Daniel Porter

No. 32, 23
- Position: Running back

Personal information
- Born: July 31, 1987 (age 39) Baton Rouge, Louisiana, U.S.
- Listed height: 5 ft 9 in (1.75 m)
- Listed weight: 197 lb (89 kg)

Career information
- High school: Istrouma (Baton Rouge)
- College: Louisiana Tech (2006–2009)
- NFL draft: 2010: undrafted

Career history
- Carolina Panthers (2010)*; Edmonton Eskimos (2010–2011); Hamilton Tiger-Cats (2011);
- * Offseason or practice squad member only

= Daniel Porter (Canadian football) =

American football player (born 1987)

Daniel Porter (born July 31, 1987) is an American former professional football running back who played in the Canadian Football League (CFL) with the Edmonton Eskimos and Hamilton Tiger-Cats. He played college football at Louisiana Tech.

==Early life==
Daniel Porter was born on July 31, 1987, in Baton Rouge, Louisiana.
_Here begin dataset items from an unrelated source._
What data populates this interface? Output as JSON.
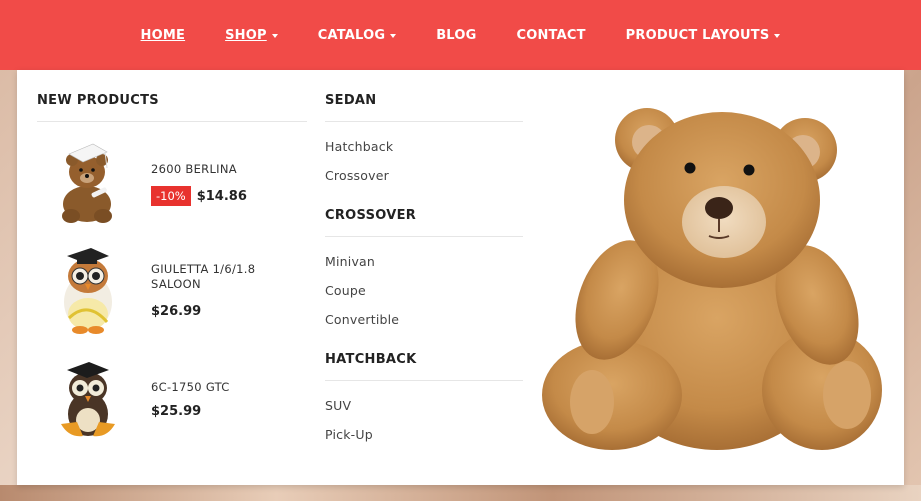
{
  "nav": {
    "items": [
      {
        "label": "HOME",
        "has_caret": false
      },
      {
        "label": "SHOP",
        "has_caret": true
      },
      {
        "label": "CATALOG",
        "has_caret": true
      },
      {
        "label": "BLOG",
        "has_caret": false
      },
      {
        "label": "CONTACT",
        "has_caret": false
      },
      {
        "label": "PRODUCT LAYOUTS",
        "has_caret": true
      }
    ]
  },
  "new_products": {
    "heading": "NEW PRODUCTS",
    "items": [
      {
        "name": "2600 BERLINA",
        "discount": "-10%",
        "price": "$14.86",
        "image": "teddy-bear-graduate"
      },
      {
        "name": "GIULETTA 1/6/1.8 SALOON",
        "price": "$26.99",
        "image": "owl-graduate-white"
      },
      {
        "name": "6C-1750 GTC",
        "price": "$25.99",
        "image": "owl-graduate-brown"
      }
    ]
  },
  "categories": [
    {
      "heading": "SEDAN",
      "links": [
        "Hatchback",
        "Crossover"
      ]
    },
    {
      "heading": "CROSSOVER",
      "links": [
        "Minivan",
        "Coupe",
        "Convertible"
      ]
    },
    {
      "heading": "HATCHBACK",
      "links": [
        "SUV",
        "Pick-Up"
      ]
    }
  ],
  "feature_image": {
    "icon": "teddy-bear-image"
  },
  "colors": {
    "nav_bg": "#f14b48",
    "badge": "#e8322e",
    "text": "#222222"
  }
}
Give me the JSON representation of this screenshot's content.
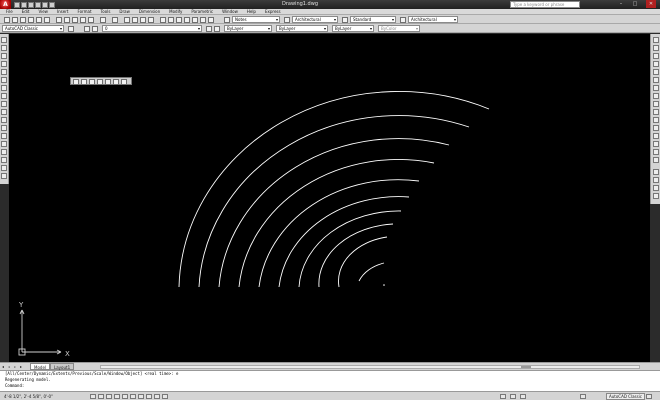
{
  "titlebar": {
    "app_letter": "A",
    "title": "Drawing1.dwg",
    "search_placeholder": "Type a keyword or phrase",
    "minimize": "–",
    "maximize": "□",
    "close": "✕"
  },
  "menu": [
    "File",
    "Edit",
    "View",
    "Insert",
    "Format",
    "Tools",
    "Draw",
    "Dimension",
    "Modify",
    "Parametric",
    "Window",
    "Help",
    "Express"
  ],
  "toolbar1": {
    "text_style": "Notes",
    "dim_style": "Architectural",
    "table_style": "Standard",
    "mleader_style": "Architectural"
  },
  "toolbar2": {
    "workspace": "AutoCAD Classic",
    "layer": "0",
    "color": "ByLayer",
    "linetype": "ByLayer",
    "lineweight": "ByLayer",
    "plotstyle": "ByColor"
  },
  "ucs": {
    "y_label": "Y",
    "x_label": "X"
  },
  "tabs": {
    "model": "Model",
    "layout1": "Layout1"
  },
  "command": {
    "line1": "[All/Center/Dynamic/Extents/Previous/Scale/Window/Object] <real time>: e",
    "line2": "Regenerating model.",
    "line3": "Command:"
  },
  "status": {
    "coords": "4'-8 1/2\", 2'-4 5/8\", 0'-0\"",
    "workspace": "AutoCAD Classic"
  },
  "colors": {
    "canvas": "#000000",
    "arcs": "#ffffff",
    "app_red": "#c40000"
  }
}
He attended Istrouma High School in Baton Rouge.

==College career==
Porter was a four-year letterman for the Louisiana Tech Bulldogs from 2006 to 2009. He rushed for career totals of 3,352 yards and 28 touchdowns, including over 1,000 yards in both his junior and senior seasons. He also caught 53 passes for 433 yards and two touchdowns.

==Professional career==
After going undrafted in the 2010 NFL draft, Porter signed with the Carolina Panthers on April 30, 2010. He was released on June 17, 2010.

Porter signed with the Edmonton Eskimos of the Canadian Football League (CFL) on September 15, 2010. He had been doing odd jobs prior to signing with the Eskimos. He rushed for 603 yards and two touchdowns in only six games (four starts) during the 2010 season. Porter only dressed in five games (no starts) in 2011, rushing for 89 yards and two touchdowns, before being released on September 12, 2011.

Porter was signed to the practice roster of the CFL's Hamilton Tiger-Cats on October 26, 2011. He was later promoted to the active roster and played in one game for Hamilton during the 2011 season, recording eight carries for 24 yards, two receptions for 23 yards, and four kickoff returns for 89 yards.